TalentHQ operates nomadically with Brian, a co-founder, a team of two, and AI tools. The agency places Latin American project managers into US businesses. Rather than building an in-house recruiter, Brian chose to leverage AI for recruitment tasks—a decision informed by his belief that hiring shouldn't be a bottleneck. The business model is service-based, high-margin, and repeatable.

Why It Worked
  • Massive reach without conversion signals a fundamental misalignment between audience size and monetization strategy; moving to a market with existing demand eliminated the need to create desire.
  • Personal outreach to a warm network converted faster and with higher close rates than any content or platform play, suggesting founder network is an underutilized early acquisition channel.
  • Podcast appearances outperformed social media reach because they filter for intent—listeners who take the time to tune in are self-selected for high engagement with the topic.
  • Positioning as a boring, proven solution (recruiting) rather than a novel product reduced decision friction and aligned with what customers already wanted to buy.
How to Replicate
  • 1.If you have an audience but low revenue, audit which of your followers are in your ideal customer profile and reach out to them directly via text or email with a specific offer before attempting to scale channels.

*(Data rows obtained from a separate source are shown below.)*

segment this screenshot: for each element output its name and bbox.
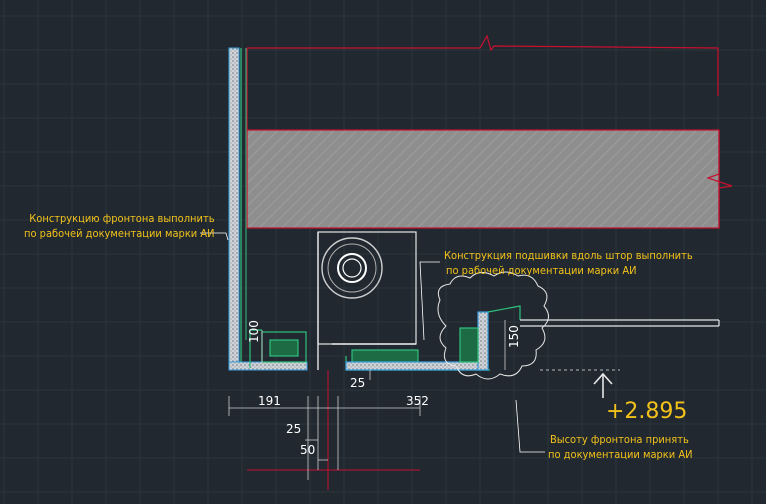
height-note-line-2: по документации марки АИ <box>548 448 693 461</box>
dimension-100: 100 <box>247 320 261 343</box>
curtain-note-line-2: по рабочей документации марки АИ <box>446 264 637 277</box>
curtain-note-line-1: Конструкция подшивки вдоль штор выполнит… <box>444 249 693 262</box>
elevation-marker <box>540 369 620 398</box>
dimension-25-right: 25 <box>350 376 366 390</box>
concrete-slab <box>246 129 733 229</box>
dimension-50: 50 <box>300 443 316 457</box>
height-note: Высоту фронтона принять по документации … <box>548 432 693 462</box>
revision-cloud <box>437 271 549 380</box>
facade-wall <box>228 47 308 371</box>
leader-lines <box>200 232 545 453</box>
dimension-lines <box>228 320 506 480</box>
dimension-150: 150 <box>507 325 521 348</box>
facade-note-line-1: Конструкцию фронтона выполнить <box>29 212 215 225</box>
dimension-191: 191 <box>258 394 281 408</box>
floor-finish-line <box>520 319 720 327</box>
dimension-25-left: 25 <box>286 422 302 436</box>
facade-note-line-2: по рабочей документации марки АИ <box>24 227 215 240</box>
axis-lines <box>247 370 420 490</box>
height-note-line-1: Высоту фронтона принять <box>550 433 689 446</box>
elevation-label: +2.895 <box>606 399 688 424</box>
facade-note: Конструкцию фронтона выполнить по рабоче… <box>24 211 215 241</box>
dimension-352: 352 <box>406 394 429 408</box>
upper-structure-outline <box>246 34 719 130</box>
curtain-box <box>317 231 417 370</box>
bottom-cladding <box>249 305 521 371</box>
curtain-note: Конструкция подшивки вдоль штор выполнит… <box>444 248 693 278</box>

  • 2.Test podcast appearances as an acquisition channel by pitching to shows whose audiences match your ideal customer profile; track which appearances drive sales calls and double down on that format.
  • 3.Build your offer first (know exactly what you're selling and who needs it), then choose the channel second; the offer will determine which channels actually work for you.
  • 4.For service-based businesses, calculate LTV to CAC ratio obsessively; this metric reveals which customer acquisition channels are actually profitable versus which ones feel productive but drain margin.